Body mass index [BMI] is directly associated with the risk of total hip replacement. For example, a study by Karlson et al. [2] found that higher BMI was significantly associated with an increased risk of hip replacement because of osteoarthritis (p for trend = 0.0001). Women with BMI > 35 were twice as likely as more lean women with a BMI < 22 to undergo hip replacement. In a study by Flugsrud et al. [3], 50 034 patients were followed for 9 years, and a dose-response relationship was found between BMI and total hip replacement for primary osteoarthritis. The highest quartile of BMI subjects had a relative risk of 2.0 (95% CI = 1.4-2.9) among men, and 3.0 (95% = CI2.1-4.1) among women, compared in both cases to the lowest quartile of BMI subjects.
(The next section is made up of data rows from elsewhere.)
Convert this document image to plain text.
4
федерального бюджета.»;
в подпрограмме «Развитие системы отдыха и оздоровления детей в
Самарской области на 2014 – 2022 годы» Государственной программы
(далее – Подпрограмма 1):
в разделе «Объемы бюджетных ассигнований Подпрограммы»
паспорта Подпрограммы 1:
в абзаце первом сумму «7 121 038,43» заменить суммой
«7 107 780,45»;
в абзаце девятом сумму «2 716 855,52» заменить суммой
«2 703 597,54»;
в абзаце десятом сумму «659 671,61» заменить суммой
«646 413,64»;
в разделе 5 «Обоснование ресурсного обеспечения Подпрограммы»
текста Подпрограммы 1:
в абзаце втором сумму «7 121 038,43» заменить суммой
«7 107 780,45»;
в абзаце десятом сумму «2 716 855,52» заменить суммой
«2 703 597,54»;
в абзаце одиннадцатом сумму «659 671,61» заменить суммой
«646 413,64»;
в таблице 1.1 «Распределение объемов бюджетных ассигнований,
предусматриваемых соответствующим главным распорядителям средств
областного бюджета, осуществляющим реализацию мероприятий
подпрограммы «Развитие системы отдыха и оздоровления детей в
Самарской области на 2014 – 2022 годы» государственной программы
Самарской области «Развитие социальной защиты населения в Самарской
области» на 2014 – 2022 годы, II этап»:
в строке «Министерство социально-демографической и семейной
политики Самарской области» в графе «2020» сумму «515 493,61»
Aseptic necrosis, also referred to as osteonecrosis or avascular necrosis, of the femoral head is another important underlying pathology that can result in the need for artificial hip replacement. The causes of aseptic necrosis are truly legion, including anemia, corticosteroid use, ethanol abuse, pancreatitis, and trauma. Many cases of aseptic necrosis are idiopathic as well [4]. Pavelka [5] has observed that the femoral head is a common site of osteonecrosis and that almost one-half of all cases of femoral head osteonecrosis require hip arthroplasty. The mean age of patients with aseptic necrosis of the femoral head is far lower than that of their counterparts with severe osteoarthritis of the hip. Aseptic necrosis patients are often near 40 years of age [6]. The life expectancy of such patients is substantially greater than the typical patient who receives an artificial hip secondary to osteoarthritis. Aseptic necrosis patients pose a greater clinical challenge, as they will be more likely to require revision of their artificial hip implant because of their generally younger age at initial implantation.
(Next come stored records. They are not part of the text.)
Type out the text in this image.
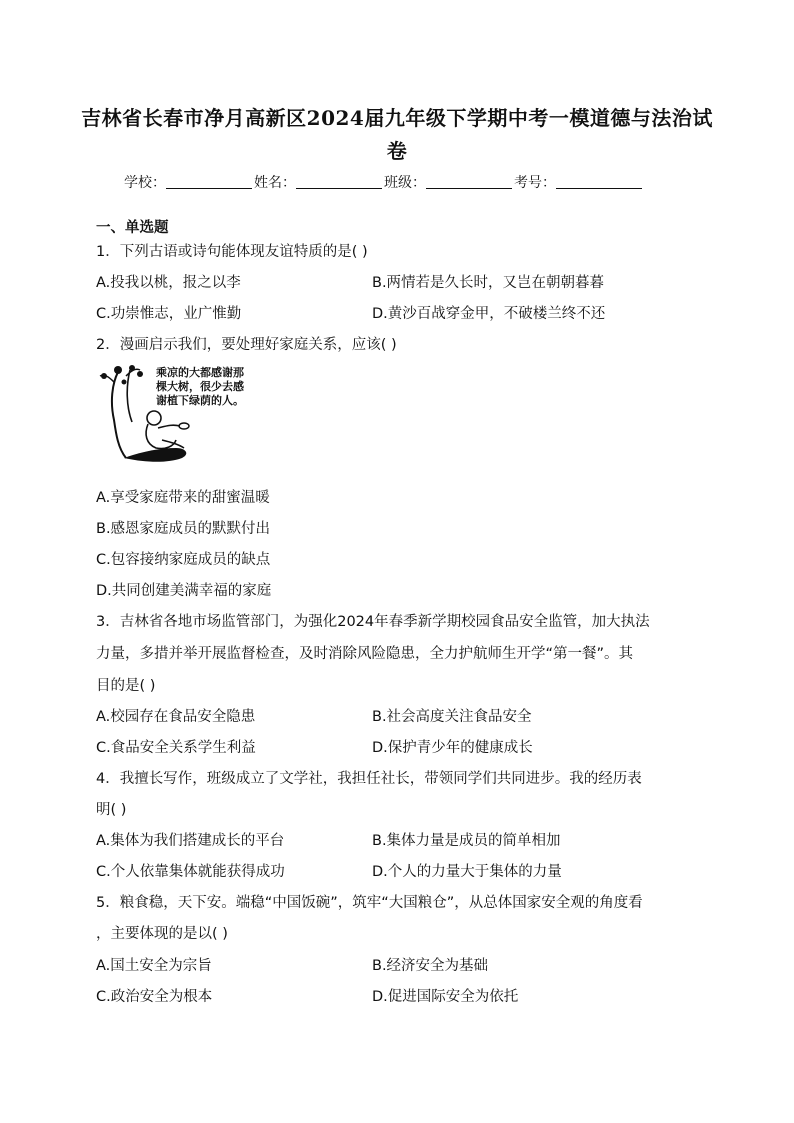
吉林省长春市净月高新区2024届九年级下学期中考一模道德与法治试
卷
学校：	姓名：	班级：	考号：
一、单选题
1．下列古语或诗句能体现友谊特质的是( )
A.投我以桃，报之以李	B.两情若是久长时，又岂在朝朝暮暮
C.功崇惟志，业广惟勤	D.黄沙百战穿金甲，不破楼兰终不还
2．漫画启示我们，要处理好家庭关系，应该( )
乘凉的大都感谢那
棵大树，很少去感
谢植下绿荫的人。
A.享受家庭带来的甜蜜温暖
B.感恩家庭成员的默默付出
C.包容接纳家庭成员的缺点
D.共同创建美满幸福的家庭
3．吉林省各地市场监管部门，为强化2024年春季新学期校园食品安全监管，加大执法
力量，多措并举开展监督检查，及时消除风险隐患，全力护航师生开学“第一餐”。其
目的是( )
A.校园存在食品安全隐患	B.社会高度关注食品安全
C.食品安全关系学生利益	D.保护青少年的健康成长
4．我擅长写作，班级成立了文学社，我担任社长，带领同学们共同进步。我的经历表
明( )
A.集体为我们搭建成长的平台	B.集体力量是成员的简单相加
C.个人依靠集体就能获得成功	D.个人的力量大于集体的力量
5．粮食稳，天下安。端稳“中国饭碗”，筑牢“大国粮仓”，从总体国家安全观的角度看
，主要体现的是以( )
A.国土安全为宗旨	B.经济安全为基础
C.政治安全为根本	D.促进国际安全为依托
Total hip arthroplasty can yield very substantial clinical dividends. These benefits were well quantified in a study by Bachmeier et al. [7]. A total of 86 patients with osteoarthritis of the hip who received artificial hip arthroplasty were followed for 1 year. Dramatic improvements in function and quality of life were documentedby the use of the Western Ontario and McMaster Universities Osteoarthritis Index, a well established and recognized tool. One year following hip replacement, the following observations were made: a 71% reduction in pain, a 55% reduction in stiffness, and a 68% increase in physical function. The study also employed the Medical Outcomes Study SF-36 Health Survey to assess the impact of the hip replacement. Again, the observed clinical changes were dramatic. The measures for pain improved 22%, indicating a decrease in pain, and there were improvements in physical function (247%), physical role functioning (402%), general health (110%), vitality (143%), social functioning (275%), and mental health (114%).

An examination of the medical literature in the aggregate for evidence of improvement of the patient's health-related quality of life following total hip arthroplasty was conducted by Ethgen et al. [8]. This examination included studies published in French or English during January 1980-June 2003 that utilized a prospective cohort study design and what the authors considered to be a validated self-reported quality of life measurement tool. The authors included 32 studies of both total hip and knee arthroplasty and 26 studies limited to total hip arthroplasty. They concluded that total hip arthroplasty was highly successful in improving health-related quality of life parameters. The failure of age to present a barrier to favorable total hip arthroplasty outcomes was another noteworthy conclusion.